THE United States dollar has risen rapidly against the Singapore dollar, up from $1.23 to $1.26 in the last two weeks alone.
Experts say the greenback's quickfire surge against a range of currencies, including Singapore's, reflects the booming US stock market as well as fresh hopes the Federal Reserve will soon slow its stimulus measures.
A stimulus slowdown will lift the US dollar, as it would mean the Fed printing less money and possibly hiking interest rates, thus making it more attractive to hold the greenback.
The greenback is now at a 10-month high against the Singdollar, and is tipped to gain more ground in the current quarter before easing slightly by year-end.
"Improvement in US economic data has increased the expectation that the Fed could consider slowing down on the pace of bond purchases," said Phillip Futures investment analyst Lee Chen Hoay.
The Fed has been buying US$85 billion (S$106 billion) of bonds a month in a bid to inject cash into the system to kickstart the US economy. This loose monetary policy is called quantitative easing (QE).
Mr Lee said this expectation of a slowdown in bond purchases has caused the US dollar to flex its muscles against major currencies including the Singdollar.
According to Bloomberg data, the greenback has appreciated from $1.2289 to the Singdollar on May 8 to $1.2611 yesterday.
Another factor for the greenback's rapid rise is the bull charge on Wall Street.
Mr Wu Mingze, a market specialist at online foreign exchange trading service provider Oanda, said: "The US dollar has been gaining ground against all major currencies due to the rapid rise in US stocks."
Earlier this month, the Dow Jones Industrial Average stock index crossed the 15,000-point mark for the first time and hit an all-time peak. The index is now around 15,400.
Fed chairman Ben Bernanke was due to address the US Congress last night.
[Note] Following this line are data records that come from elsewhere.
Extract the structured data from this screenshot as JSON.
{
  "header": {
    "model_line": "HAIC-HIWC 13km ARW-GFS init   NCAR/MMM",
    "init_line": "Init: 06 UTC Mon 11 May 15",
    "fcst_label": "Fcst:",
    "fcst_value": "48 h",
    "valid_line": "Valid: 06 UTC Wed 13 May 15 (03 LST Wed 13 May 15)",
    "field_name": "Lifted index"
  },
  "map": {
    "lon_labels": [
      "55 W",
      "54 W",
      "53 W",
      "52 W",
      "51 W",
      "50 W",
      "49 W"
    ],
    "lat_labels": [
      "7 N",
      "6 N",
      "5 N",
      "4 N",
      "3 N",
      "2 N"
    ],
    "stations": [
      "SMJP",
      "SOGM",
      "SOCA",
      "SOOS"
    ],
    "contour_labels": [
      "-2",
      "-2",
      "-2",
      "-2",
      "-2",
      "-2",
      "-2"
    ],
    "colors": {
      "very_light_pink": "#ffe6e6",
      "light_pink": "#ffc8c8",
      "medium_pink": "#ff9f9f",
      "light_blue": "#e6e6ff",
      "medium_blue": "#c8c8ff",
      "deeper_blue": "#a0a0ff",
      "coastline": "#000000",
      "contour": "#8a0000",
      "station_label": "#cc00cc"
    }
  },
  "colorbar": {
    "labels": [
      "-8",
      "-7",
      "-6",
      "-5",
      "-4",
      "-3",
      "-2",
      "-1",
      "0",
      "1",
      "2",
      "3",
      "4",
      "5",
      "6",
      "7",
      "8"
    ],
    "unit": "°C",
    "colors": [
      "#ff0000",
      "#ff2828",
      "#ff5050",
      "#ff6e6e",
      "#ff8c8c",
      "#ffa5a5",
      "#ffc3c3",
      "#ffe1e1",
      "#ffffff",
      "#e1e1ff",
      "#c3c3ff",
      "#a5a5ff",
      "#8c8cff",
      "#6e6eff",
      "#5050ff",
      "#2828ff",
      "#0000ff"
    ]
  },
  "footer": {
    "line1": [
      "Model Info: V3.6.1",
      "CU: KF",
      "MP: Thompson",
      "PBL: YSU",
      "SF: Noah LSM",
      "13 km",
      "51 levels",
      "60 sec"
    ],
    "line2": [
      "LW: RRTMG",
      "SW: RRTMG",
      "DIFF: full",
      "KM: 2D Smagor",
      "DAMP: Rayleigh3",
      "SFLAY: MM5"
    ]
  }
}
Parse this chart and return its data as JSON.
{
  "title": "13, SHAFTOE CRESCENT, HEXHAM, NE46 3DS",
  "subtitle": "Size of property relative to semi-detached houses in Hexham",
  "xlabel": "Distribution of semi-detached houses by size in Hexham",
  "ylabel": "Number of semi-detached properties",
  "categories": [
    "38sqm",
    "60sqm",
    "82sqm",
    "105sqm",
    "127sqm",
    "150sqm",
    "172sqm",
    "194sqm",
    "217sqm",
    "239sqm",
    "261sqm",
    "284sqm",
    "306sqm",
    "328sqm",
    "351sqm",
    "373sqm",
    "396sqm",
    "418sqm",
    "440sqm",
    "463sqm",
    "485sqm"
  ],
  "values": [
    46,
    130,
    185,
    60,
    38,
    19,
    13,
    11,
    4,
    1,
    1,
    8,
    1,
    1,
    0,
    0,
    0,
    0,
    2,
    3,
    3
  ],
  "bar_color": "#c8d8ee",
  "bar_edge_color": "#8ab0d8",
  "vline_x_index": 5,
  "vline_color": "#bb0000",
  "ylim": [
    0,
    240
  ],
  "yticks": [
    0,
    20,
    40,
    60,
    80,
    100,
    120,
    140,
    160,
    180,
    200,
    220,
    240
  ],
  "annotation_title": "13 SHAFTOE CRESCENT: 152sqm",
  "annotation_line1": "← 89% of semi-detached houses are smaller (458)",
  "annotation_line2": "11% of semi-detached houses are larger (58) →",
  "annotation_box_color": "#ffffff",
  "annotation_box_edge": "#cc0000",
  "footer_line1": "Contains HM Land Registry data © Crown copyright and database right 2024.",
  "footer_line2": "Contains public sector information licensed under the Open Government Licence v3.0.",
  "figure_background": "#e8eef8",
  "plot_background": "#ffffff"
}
His comments would have been keenly monitored for signs of whether the pace of QE will be adjusted.
UOB noted: "We think the US dollar strength could very well surpass the 'gradual appreciation' of the Singdollar in the overall scheme of things."
Thus, it expects the greenback to hit $1.27 against the Singdollar by the end of next month before easing to $1.25 by the end of 2013.
While the Singdollar has weakened against the US dollar, it has gained ground on other key currencies such as Australia's dollar.
A robust US dollar benefits Singapore manufacturers such as electronics firm Aldon Technologies, which buys raw materials and sells its goods using it.
Managing director Allen Ang said: "It's good for us that the US dollar is gaining momentum, as we sell US dollars to fund our Singapore operations."
But a stronger US dollar would hurt the bottom lines of businesses here which buy their goods from there. Mr Lee said: "The higher import cost could see businesses passing the increase to the consumers by raising prices."